Accordons à la nouvelle équipe présidentielle le bénéfice du doute et un délai de grâce qui, en toutes hypothèses, sera des plus concis. Certes, en sa qualité de légataire désigné (8) du PPP après la tragique disparition de son épouse, Asif Ali Zardari a fait preuve d’une certaine habilité à maintenir les rangs du PPP (au sein duquel il ne compte pas que des admirateurs zélés), à mener ce dernier au succès électoral en février 2008, à maintenir à distance la formation rivale du PML-N de l’ancien 1er ministre Nawaz Sharif, et, in fine – mais au prix d’un laisser-aller terriblement coupable depuis un semestre sur les dossiers sécuritaires, terroristes et fondamentalistes – à pousser hors de ses fonctions (une authentique performance à souligner) l’ancien Président P. Musharraf, incarnation vivante de l’enracinement du militaire dans les affaires civiles.

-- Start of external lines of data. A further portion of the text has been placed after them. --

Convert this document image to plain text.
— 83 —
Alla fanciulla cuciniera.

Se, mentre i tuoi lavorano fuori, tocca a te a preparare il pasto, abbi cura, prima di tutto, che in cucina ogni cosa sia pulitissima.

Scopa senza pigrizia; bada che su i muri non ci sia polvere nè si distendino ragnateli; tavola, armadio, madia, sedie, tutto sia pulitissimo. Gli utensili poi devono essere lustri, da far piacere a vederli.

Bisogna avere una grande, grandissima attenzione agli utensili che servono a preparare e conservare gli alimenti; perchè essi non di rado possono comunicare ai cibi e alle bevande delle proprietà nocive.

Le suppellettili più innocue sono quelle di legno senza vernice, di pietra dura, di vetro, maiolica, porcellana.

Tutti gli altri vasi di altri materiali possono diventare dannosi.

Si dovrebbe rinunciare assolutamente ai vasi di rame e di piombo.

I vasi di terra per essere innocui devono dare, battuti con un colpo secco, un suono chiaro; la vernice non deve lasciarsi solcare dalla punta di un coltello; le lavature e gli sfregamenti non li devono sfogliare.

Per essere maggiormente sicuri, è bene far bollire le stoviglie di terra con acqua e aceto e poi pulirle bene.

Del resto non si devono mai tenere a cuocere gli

Cela en fait-il pour autant le chef de l’Etat éclairé dont les 165 millions de Pakistanais, en ces temps difficiles, ont si cruellement besoin, celui qui, par ses qualités de médiateur, de fédérateur, de manager de crise, tirerait à petit pas, semaine après semaine, effort après effort, concession après discussion, le pays de la torpeur et du chaos vers lequel il semble irrésistiblement attiré ? Il est hélas permis d’en douter.

(1)
Ancien 1er ministre dans les années 80 et 90, assassinée le 27 décembre 2007 à Rawalpindi, Pakistan.

(2)
Le PPP, la 1ère formation politique en nombre de sièges à l’Assemblée nationale.

(3)
Des procédures pour corruption, abus de biens, prises illégales d’intérêt et blanchiment d’argent ont par le passé été engagées devant des tribunaux britanniques, suisses, américains. Et l’on en passe probablement.

(4)
Depuis l’indépendance du Pakistan en 1947, les militaires ont directement dirigé le pays plus de 32 années…

(5)
Ce jour, les réserves de change pakistanaises disposent d’à peine 6 milliards de dollars, couvrant tout juste deux mois d’importations ! L’inflation est pour sa part galopante : 24% en juillet 2008 !

(6)
Près d’un pakistanais sur 2 vit avec moins de 2 dollars par jour.

(7)
Accusés il y a encore peu par le veuf Zardari d’être impliqués dans le meurtre de son épouse.

8)
Même si le Président officiel du PPP est le jeune fils (20 ans la semaine prochaine…) de la défunte, Bilawal Bhutto, poursuivant ses études sur le campus britannique d’Oxford.